Market Musings Blog

Something’s a-buzz at Mississippi Market!

We’re proud to announce a new partnership with The Beez Kneez, a local pollinator advocacy organization and honey producer that is committed to “reviving the hive for healthy bees, healthy lives” by establishing and maintaining honey bee hives throughout the Twin Cities. They partner with various Twin City restaurants, museums, food co-ops, schools and urban farms who serve as urban apiary host sites. Recently, Mississippi Market was put in touch with The Beez Kneez and asked if we’d be willing to partner. We jumped at the opportunity!

We’re currently serving as one of The Beez Kneez urban apiary host sites. In early May, they installed honey bee hives on the rooftop of our West 7th store! As a natural foods grocery store, we recognize the crucial role that bees and other pollinators play in producing healthful, nutritious food. Our West 7th store is an ideal location as it’s close to the river bluffs and a local source of reliable water and pollen for the bees.

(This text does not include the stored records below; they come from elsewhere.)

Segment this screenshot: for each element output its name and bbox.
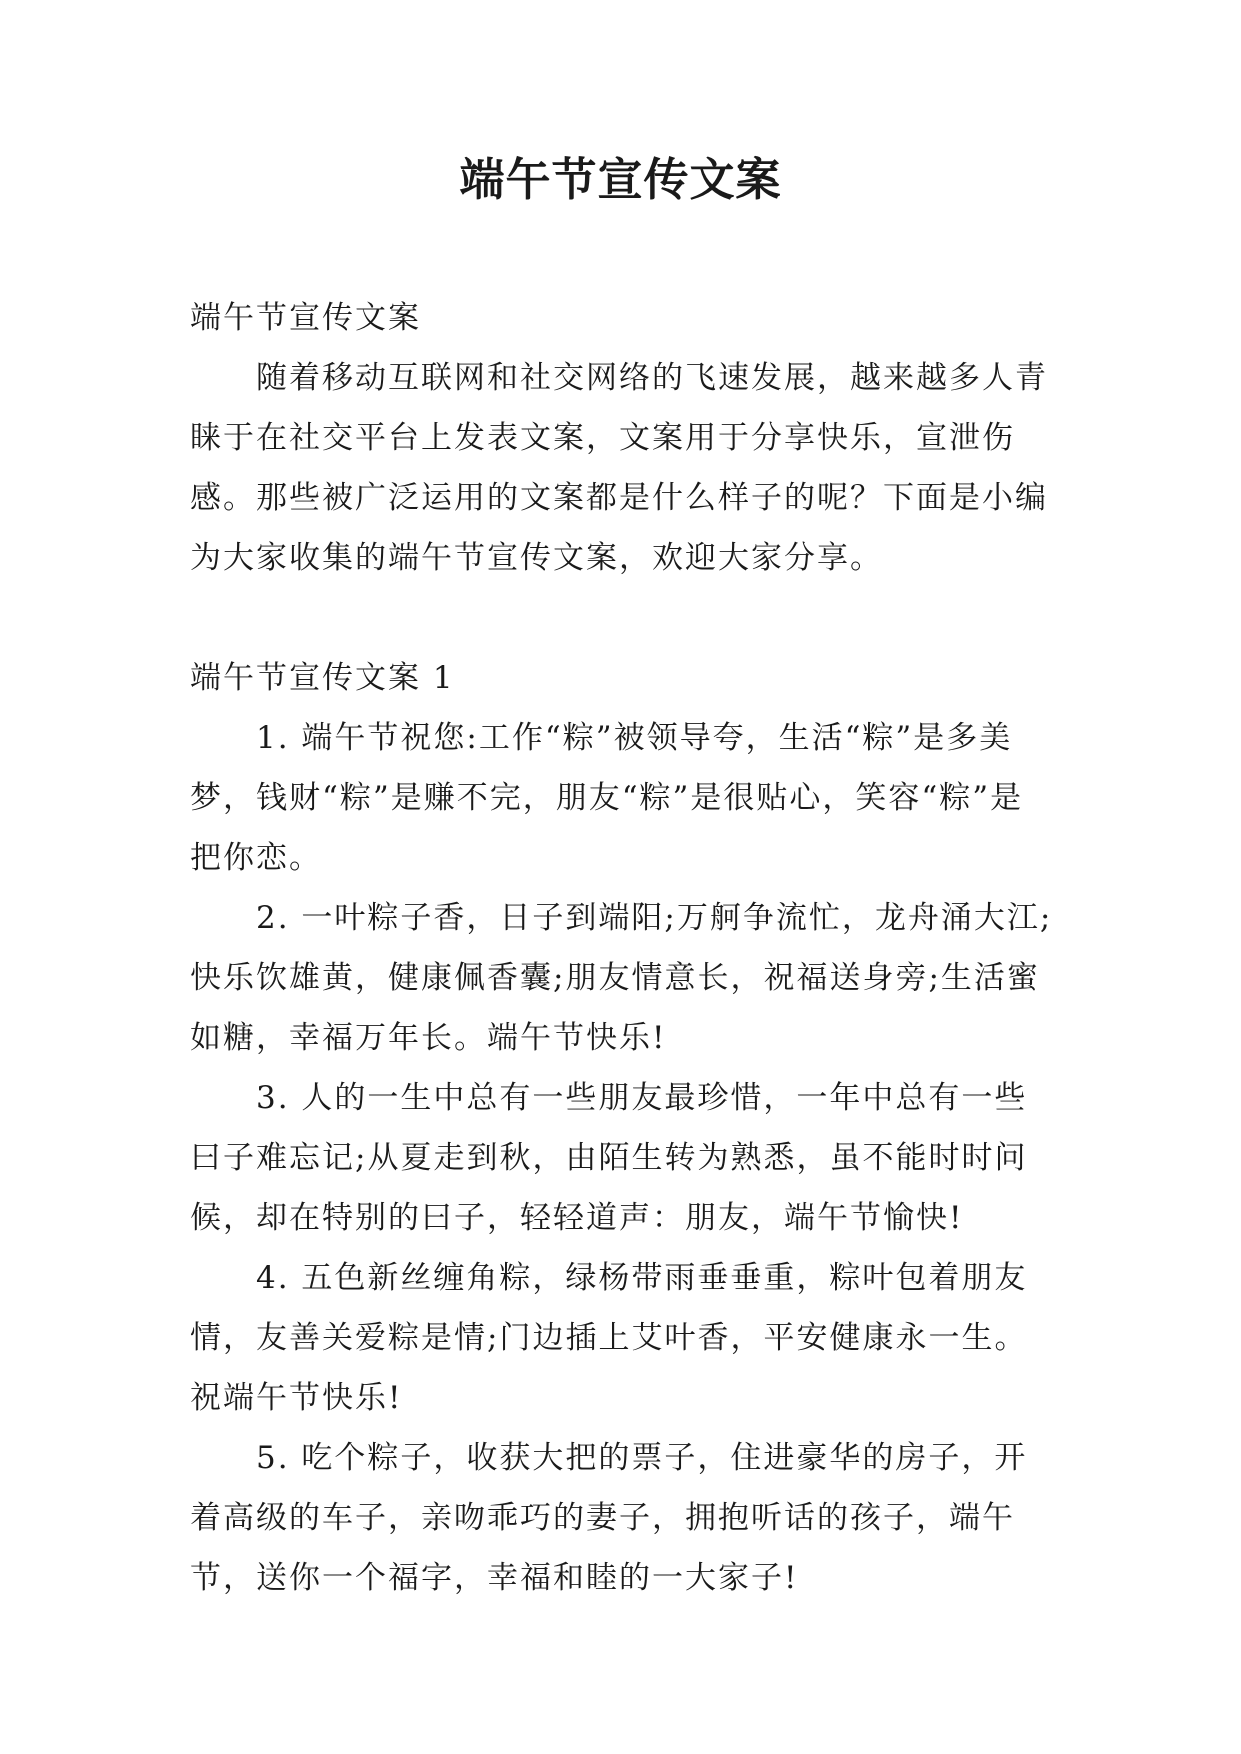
- list-item: 4. 五色新丝缠角粽，绿杨带雨垂垂重，粽叶包着朋友情，友善关爱粽是情;门边插上艾叶香，平安健康永一生。祝端午节快乐!: [190, 1260, 1028, 1416]
- section-heading: 端午节宣传文案 1: [190, 660, 455, 696]
- list-item: 1. 端午节祝您:工作“粽”被领导夸，生活“粽”是多美梦，钱财“粽”是赚不完，朋友“粽”是很贴心，笑容“粽”是把你恋。: [190, 720, 1024, 876]
- intro-paragraph: 随着移动互联网和社交网络的飞速发展，越来越多人青睐于在社交平台上发表文案，文案用于分享快乐，宣泄伤感。那些被广泛运用的文案都是什么样子的呢？下面是小编为大家收集的端午节宣传文案，欢迎大家分享。: [190, 360, 1048, 576]
- section-spacer: [190, 588, 1056, 648]
- document-title: 端午节宣传文案: [459, 153, 782, 206]
- list-item: 2. 一叶粽子香，日子到端阳;万舸争流忙，龙舟涌大江;快乐饮雄黄，健康佩香囊;朋友情意长，祝福送身旁;生活蜜如糖，幸福万年长。端午节快乐!: [190, 900, 1053, 1056]
- list-item: 3. 人的一生中总有一些朋友最珍惜，一年中总有一些曰子难忘记;从夏走到秋，由陌生转为熟悉，虽不能时时问候，却在特别的曰子，轻轻道声：朋友，端午节愉快!: [190, 1080, 1028, 1236]
- intro-heading: 端午节宣传文案: [190, 300, 421, 336]
- list-item: 5. 吃个粽子，收获大把的票子，住进豪华的房子，开着高级的车子，亲吻乖巧的妻子，拥抱听话的孩子，端午节，送你一个福字，幸福和睦的一大家子!: [190, 1440, 1028, 1596]
- document-body: [190, 288, 1056, 1608]
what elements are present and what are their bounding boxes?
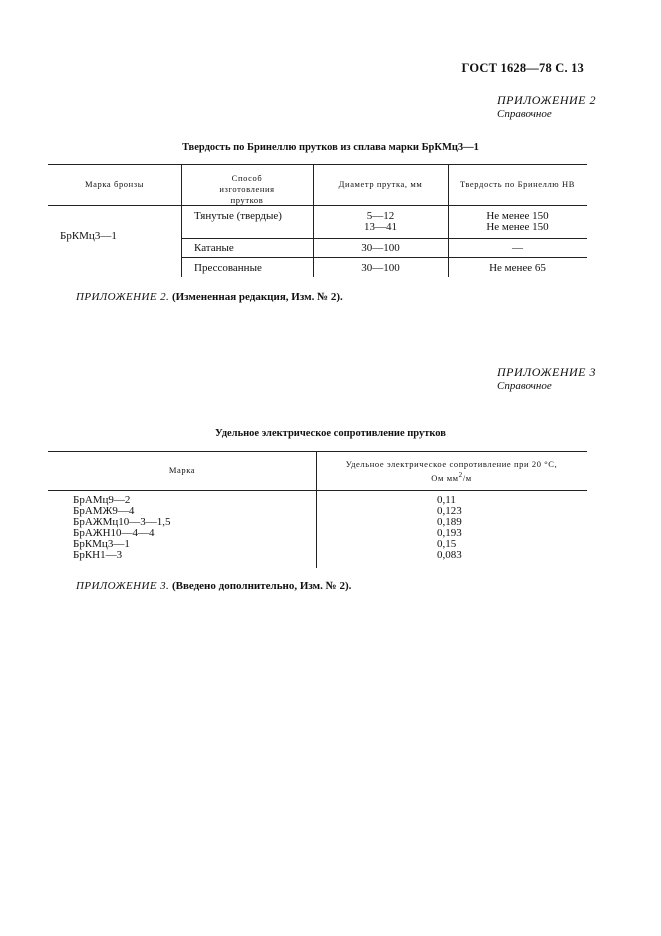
- table-rule: [48, 490, 587, 491]
- appendix-2-heading: [497, 93, 596, 120]
- appendix-2-type: Справочное: [497, 108, 552, 120]
- column-header: Твердость по Бринеллю НВ: [459, 179, 575, 189]
- value-item: 0,15: [437, 538, 457, 550]
- table-rule: [48, 205, 587, 206]
- column-header: Диаметр прутка, мм: [338, 179, 423, 189]
- page-header-title: ГОСТ 1628—78 С. 13: [461, 61, 584, 75]
- grade-cell: БрКМц3—1: [60, 230, 117, 242]
- table-1-caption: Твердость по Бринеллю прутков из сплава марки БрКМц3—1: [182, 142, 479, 153]
- note-label: ПРИЛОЖЕНИЕ 2.: [76, 291, 170, 303]
- column-header-unit: [316, 470, 587, 484]
- grade-list: [73, 495, 171, 561]
- diameter-cell: 13—41: [364, 221, 397, 233]
- value-item: 0,123: [437, 505, 462, 517]
- table-rule: [181, 238, 587, 239]
- appendix-3-heading: [497, 365, 596, 392]
- unit-tail: /м: [462, 472, 472, 483]
- value-list: [437, 495, 462, 561]
- appendix-2-note: [76, 291, 343, 303]
- value-item: 0,11: [437, 494, 456, 506]
- hardness-cell: Не менее 150: [486, 221, 549, 233]
- appendix-2-label: ПРИЛОЖЕНИЕ 2: [497, 93, 596, 107]
- table-2-caption: Удельное электрическое сопротивление прутков: [215, 428, 446, 439]
- diameter-cell: 30—100: [361, 262, 400, 274]
- grade-item: БрАЖМц10—3—1,5: [73, 516, 171, 528]
- column-header: Марка: [168, 465, 196, 475]
- table-rule: [48, 164, 587, 165]
- table-rule: [181, 257, 587, 258]
- grade-item: БрКМц3—1: [73, 538, 130, 550]
- method-cell: Катаные: [194, 242, 234, 254]
- note-label: ПРИЛОЖЕНИЕ 3.: [76, 580, 170, 592]
- appendix-3-note: [76, 580, 351, 592]
- hardness-cell: Не менее 150: [486, 210, 549, 222]
- method-cell: Прессованные: [194, 262, 262, 274]
- column-header: Способ изготовления прутков: [219, 173, 275, 205]
- grade-item: БрАМц9—2: [73, 494, 131, 506]
- table-rule: [48, 451, 587, 452]
- column-header: [316, 459, 587, 484]
- diameter-cell: 30—100: [361, 242, 400, 254]
- diameter-cell: 5—12: [366, 210, 395, 222]
- unit-text: Ом мм: [431, 472, 459, 483]
- column-header: Марка бронзы: [84, 179, 145, 189]
- table-rule: [181, 164, 182, 277]
- grade-item: БрАЖН10—4—4: [73, 527, 155, 539]
- value-item: 0,083: [437, 549, 462, 561]
- value-item: 0,189: [437, 516, 462, 528]
- appendix-3-type: Справочное: [497, 380, 552, 392]
- column-header-line: Удельное электрическое сопротивление при 20 °С,: [345, 459, 558, 469]
- hardness-cell: —: [512, 242, 523, 254]
- grade-item: БрАМЖ9—4: [73, 505, 135, 517]
- unit-superscript: 2: [458, 471, 463, 479]
- grade-item: БрКН1—3: [73, 549, 123, 561]
- method-cell: Тянутые (твердые): [194, 210, 282, 222]
- note-text: (Измененная редакция, Изм. № 2).: [171, 291, 343, 303]
- note-text: (Введено дополнительно, Изм. № 2).: [171, 580, 352, 592]
- hardness-cell: Не менее 65: [489, 262, 546, 274]
- appendix-3-label: ПРИЛОЖЕНИЕ 3: [497, 365, 596, 379]
- value-item: 0,193: [437, 527, 462, 539]
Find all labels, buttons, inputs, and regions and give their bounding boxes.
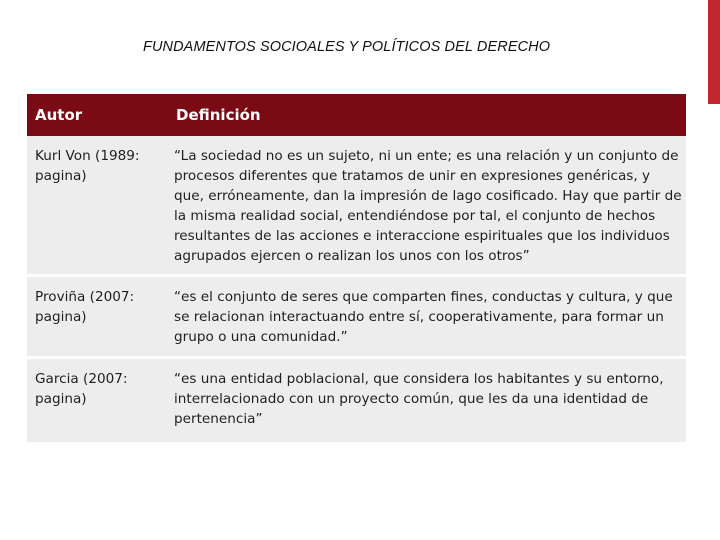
- definition-cell: “es una entidad poblacional, que considera los habitantes y su entorno, interrelacionado con un proyecto común, que les da una identidad de pertenencia”: [168, 358, 686, 442]
- table-row: [27, 276, 686, 358]
- table-row: [27, 136, 686, 276]
- author-cell: Garcia (2007: pagina): [27, 358, 168, 442]
- header-definition: Definición: [168, 94, 686, 136]
- slide-title: FUNDAMENTOS SOCIOALES Y POLÍTICOS DEL DERECHO: [143, 39, 551, 55]
- author-cell: Proviña (2007: pagina): [27, 276, 168, 358]
- header-author: Autor: [27, 94, 168, 136]
- definitions-table: [27, 94, 686, 442]
- author-cell: Kurl Von (1989: pagina): [27, 136, 168, 276]
- definition-cell: “La sociedad no es un sujeto, ni un ente; es una relación y un conjunto de procesos diferentes que tratamos de unir en expresiones genéricas, y que, erróneamente, dan la impresión de lago cosificado. Hay que partir de la misma realidad social, entendiéndose por tal, el conjunto de hechos resultantes de las acciones e interaccione espirituales que los individuos agrupados ejercen o realizan los unos con los otros”: [168, 136, 686, 276]
- table-row: [27, 358, 686, 442]
- definition-cell: “es el conjunto de seres que comparten fines, conductas y cultura, y que se relacionan interactuando entre sí, cooperativamente, para formar un grupo o una comunidad.”: [168, 276, 686, 358]
- accent-bar: [708, 0, 720, 104]
- table-header-row: [27, 94, 686, 136]
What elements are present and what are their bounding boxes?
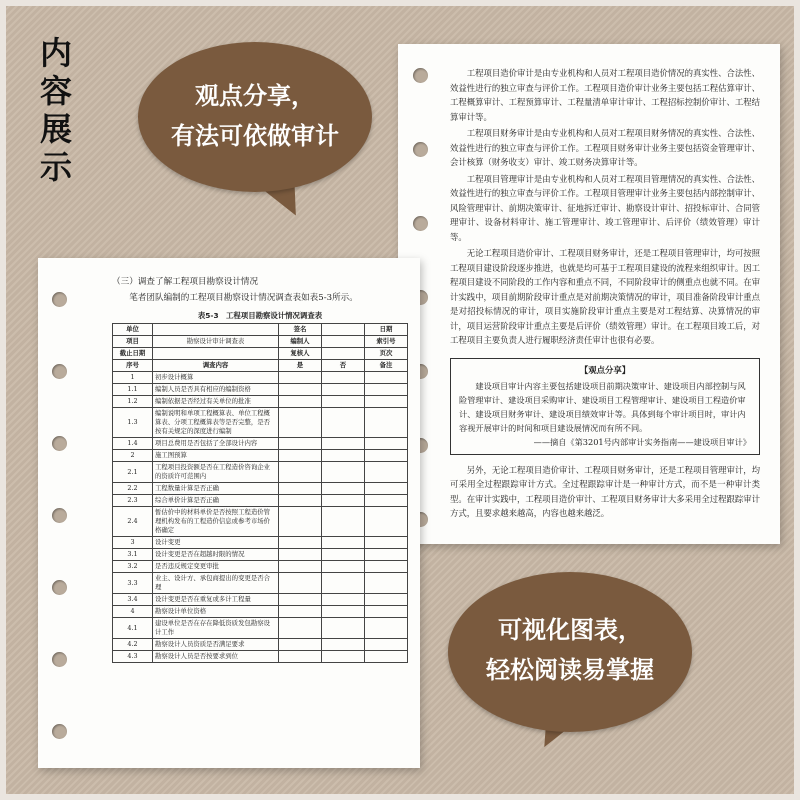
row-number: 4.2: [113, 639, 153, 651]
row-no-cell: [322, 483, 365, 495]
row-number: 1.4: [113, 438, 153, 450]
row-number: 1.3: [113, 408, 153, 438]
row-yes-cell: [279, 438, 322, 450]
form-label: 签名: [279, 324, 322, 336]
form-row: [113, 348, 408, 360]
row-no-cell: [322, 594, 365, 606]
form-label: 截止日期: [113, 348, 153, 360]
binder-hole: [52, 292, 67, 307]
survey-table: [112, 323, 408, 663]
side-title-char: 内: [39, 34, 72, 72]
row-content: 暂估价中的材料单价是否按照工程造价管理机构发布的工程造价信息或参考市场价格确定: [153, 507, 279, 537]
row-content: 设计变更: [153, 537, 279, 549]
column-header: 备注: [365, 360, 408, 372]
form-value: [153, 324, 279, 336]
row-no-cell: [322, 639, 365, 651]
row-no-cell: [322, 396, 365, 408]
table-row: [113, 483, 408, 495]
form-label: 索引号: [365, 336, 408, 348]
row-yes-cell: [279, 384, 322, 396]
row-remark-cell: [365, 396, 408, 408]
table-caption: 表5-3 工程项目勘察设计情况调查表: [197, 311, 323, 320]
row-no-cell: [322, 495, 365, 507]
row-content: 编制人员是否具有相应的编制资格: [153, 384, 279, 396]
binder-hole: [52, 508, 67, 523]
row-number: 4: [113, 606, 153, 618]
form-label: 页次: [365, 348, 408, 360]
row-remark-cell: [365, 450, 408, 462]
row-content: 综合单价计算是否正确: [153, 495, 279, 507]
row-yes-cell: [279, 483, 322, 495]
row-yes-cell: [279, 651, 322, 663]
row-yes-cell: [279, 639, 322, 651]
form-row: [113, 336, 408, 348]
paragraph: 工程项目造价审计是由专业机构和人员对工程项目造价情况的真实性、合法性、效益性进行的独立审查与评价工作。工程项目造价审计业务主要包括工程估算审计、工程概算审计、工程预算审计、工程量清单审计审计、工程招标控制价审计、工程结算审计等。: [450, 68, 760, 122]
row-content: 编制依据是否经过有关单位的批准: [153, 396, 279, 408]
table-row: [113, 639, 408, 651]
side-title-char: 容: [39, 72, 72, 110]
row-number: 2: [113, 450, 153, 462]
row-number: 3.2: [113, 561, 153, 573]
row-yes-cell: [279, 450, 322, 462]
table-row: [113, 606, 408, 618]
row-content: 工程数量计算是否正确: [153, 483, 279, 495]
column-header: 是: [279, 360, 322, 372]
table-row: [113, 537, 408, 549]
row-no-cell: [322, 537, 365, 549]
row-content: 施工图预算: [153, 450, 279, 462]
row-remark-cell: [365, 618, 408, 639]
viewpoint-title: 【观点分享】: [579, 364, 631, 375]
side-title-char: 示: [39, 148, 72, 186]
row-remark-cell: [365, 495, 408, 507]
row-content: 勘察设计单位资格: [153, 606, 279, 618]
binder-hole: [413, 68, 428, 83]
form-label: 项目: [113, 336, 153, 348]
row-yes-cell: [279, 549, 322, 561]
row-number: 1.2: [113, 396, 153, 408]
row-content: 是否违反规定变更审批: [153, 561, 279, 573]
binder-hole: [413, 216, 428, 231]
row-no-cell: [322, 462, 365, 483]
left-page: [38, 258, 420, 768]
row-content: 初步设计概算: [153, 372, 279, 384]
row-remark-cell: [365, 651, 408, 663]
row-content: 勘察设计人员资质是否满足要求: [153, 639, 279, 651]
paragraph: 工程项目管理审计是由专业机构和人员对工程项目管理情况的真实性、合法性、效益性进行的独立审查与评价工作。工程项目管理审计业务主要包括内部控制审计、风险管理审计、前期决策审计、征地拆迁审计、勘察设计审计、招投标审计、合同管理审计、设备材料审计、施工管理审计、竣工管理审计、后评价（绩效管理）审计等。: [450, 173, 760, 242]
row-remark-cell: [365, 573, 408, 594]
table-row: [113, 573, 408, 594]
row-number: 2.2: [113, 483, 153, 495]
row-remark-cell: [365, 549, 408, 561]
table-row: [113, 549, 408, 561]
row-yes-cell: [279, 462, 322, 483]
row-content: 编制说明和单项工程概算表、单位工程概算表、分项工程概算表等是否完整，是否按有关规定的深度进行编制: [153, 408, 279, 438]
row-content: 项目总费用是否包括了全部设计内容: [153, 438, 279, 450]
table-row: [113, 372, 408, 384]
table-row: [113, 507, 408, 537]
bubble-text: 轻松阅读易掌握: [486, 656, 654, 684]
row-number: 2.3: [113, 495, 153, 507]
row-no-cell: [322, 573, 365, 594]
viewpoint-box: [450, 358, 760, 455]
row-remark-cell: [365, 438, 408, 450]
row-remark-cell: [365, 561, 408, 573]
form-value: [322, 324, 365, 336]
table-row: [113, 450, 408, 462]
row-number: 3.1: [113, 549, 153, 561]
table-row: [113, 495, 408, 507]
table-row: [113, 651, 408, 663]
paragraph: 无论工程项目造价审计、工程项目财务审计，还是工程项目管理审计，均可按照工程项目建设阶段逐步推进，也就是均可基于工程项目建设的流程来组织审计。因工程项目建设不同阶段的工作内容和重点不同，不同阶段审计的侧重点也就不同。在审计实践中，项目前期阶段审计重点是对前期决策情况的审计，项目准备阶段审计重点是对招投标情况的审计，项目实施阶段审计重点主要是对工程结算、决算情况的审计，项目运营阶段审计重点主要是后评价（绩效管理）审计。在工程项目竣工后，对工程项目主要负责人进行履职经济责任审计也很有必要。: [450, 248, 760, 345]
row-yes-cell: [279, 537, 322, 549]
row-no-cell: [322, 372, 365, 384]
column-header: 序号: [113, 360, 153, 372]
row-number: 2.4: [113, 507, 153, 537]
row-content: 业主、设计方、承包商提出的变更是否合理: [153, 573, 279, 594]
row-no-cell: [322, 408, 365, 438]
row-yes-cell: [279, 594, 322, 606]
row-no-cell: [322, 507, 365, 537]
side-title: [30, 34, 82, 186]
binder-hole: [52, 652, 67, 667]
bubble-text: 观点分享，: [195, 82, 315, 110]
row-yes-cell: [279, 408, 322, 438]
column-header: 否: [322, 360, 365, 372]
row-content: 设计变更是否在重复或多计工程量: [153, 594, 279, 606]
form-label: 单位: [113, 324, 153, 336]
form-label: 编制人: [279, 336, 322, 348]
form-value: [322, 336, 365, 348]
binder-hole: [52, 364, 67, 379]
row-content: 勘察设计人员是否按要求到位: [153, 651, 279, 663]
table-row: [113, 438, 408, 450]
form-value: [153, 348, 279, 360]
section-heading: （三）调查了解工程项目勘察设计情况: [112, 277, 259, 287]
table-row: [113, 408, 408, 438]
row-yes-cell: [279, 618, 322, 639]
row-yes-cell: [279, 573, 322, 594]
table-row: [113, 618, 408, 639]
bubble-text: 有法可依做审计: [171, 122, 339, 150]
row-remark-cell: [365, 537, 408, 549]
row-no-cell: [322, 561, 365, 573]
viewpoint-text: 建设项目审计内容主要包括建设项目前期决策审计、建设项目内部控制与风险管理审计、建设项目采购审计、建设项目工程管理审计、建设项目工程造价审计、建设项目财务审计、建设项目绩效审计等。具体到每个审计项目时，审计内容视开展审计的时间和项目建设展情况而有所不同。: [459, 380, 746, 433]
row-yes-cell: [279, 495, 322, 507]
row-content: 设计变更是否在超越时限的情况: [153, 549, 279, 561]
row-content: 工程项目投资额是否在工程造价咨询企业的资质许可范围内: [153, 462, 279, 483]
column-header: 调查内容: [153, 360, 279, 372]
row-yes-cell: [279, 561, 322, 573]
row-remark-cell: [365, 372, 408, 384]
form-label: 复核人: [279, 348, 322, 360]
binder-hole: [52, 724, 67, 739]
row-no-cell: [322, 606, 365, 618]
row-no-cell: [322, 549, 365, 561]
row-number: 4.1: [113, 618, 153, 639]
table-row: [113, 594, 408, 606]
paragraph: 另外，无论工程项目造价审计、工程项目财务审计，还是工程项目管理审计，均可采用全过程跟踪审计方式。全过程跟踪审计是一种审计方式，而不是一种审计类型。在审计实践中，工程项目造价审计、工程项目财务审计大多采用全过程跟踪审计方式，且要求越来越高，内容也越来越泛。: [450, 464, 760, 518]
table-row: [113, 561, 408, 573]
side-title-char: 展: [39, 110, 72, 148]
row-remark-cell: [365, 408, 408, 438]
row-yes-cell: [279, 507, 322, 537]
row-remark-cell: [365, 483, 408, 495]
bubble-text: 可视化图表，: [498, 616, 642, 644]
row-number: 2.1: [113, 462, 153, 483]
row-yes-cell: [279, 396, 322, 408]
row-number: 3.4: [113, 594, 153, 606]
form-value: [322, 348, 365, 360]
paragraph: 工程项目财务审计是由专业机构和人员对工程项目财务情况的真实性、合法性、效益性进行的独立审查与评价工作。工程项目财务审计业务主要包括资金管理审计、会计核算（财务收支）审计、竣工财务决算审计等。: [450, 128, 760, 167]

As you may have heard, honey bees and other pollinators are struggling to survive and have been facing unprecedented colony collapse in recent years as a result of multiple factors. These include increased use of synthetic pesticides and herbicides in the agricultural and landscaping sectors as well as increased rates of pollinator habitat loss. Synthetic pesticide and herbicide exposure has been scientifically shown to disrupt bee reproduction, mobility, navigation, feeding and foraging skills in addition to their memory and overall hive activity. These chemicals are toxic to them and are often used on monoculture crops typical of industrial agriculture operations. Unfortunately, industrial scale agriculture tends to focus on productivity and proprietary seeds and technologies at the expense of environmental health or conservation of beneficial pollinator habitat. Additionally, suburban/urban sprawl and deforestation for agricultural land contributes to habitat loss, furthering the decline of pollinators.

For these reasons, it is extremely important that we continue promoting and supporting sustainable agriculture practices such as the organic standards, permaculture, and biodynamic farming which limit or eliminate the use of harmful synthetics while increasing biodiversity and creating ecosystem resilience. We’re excited to be playing a small part in local efforts to revitalize beneficial pollinator populations, especially since bees serve such a crucial role in feeding the world!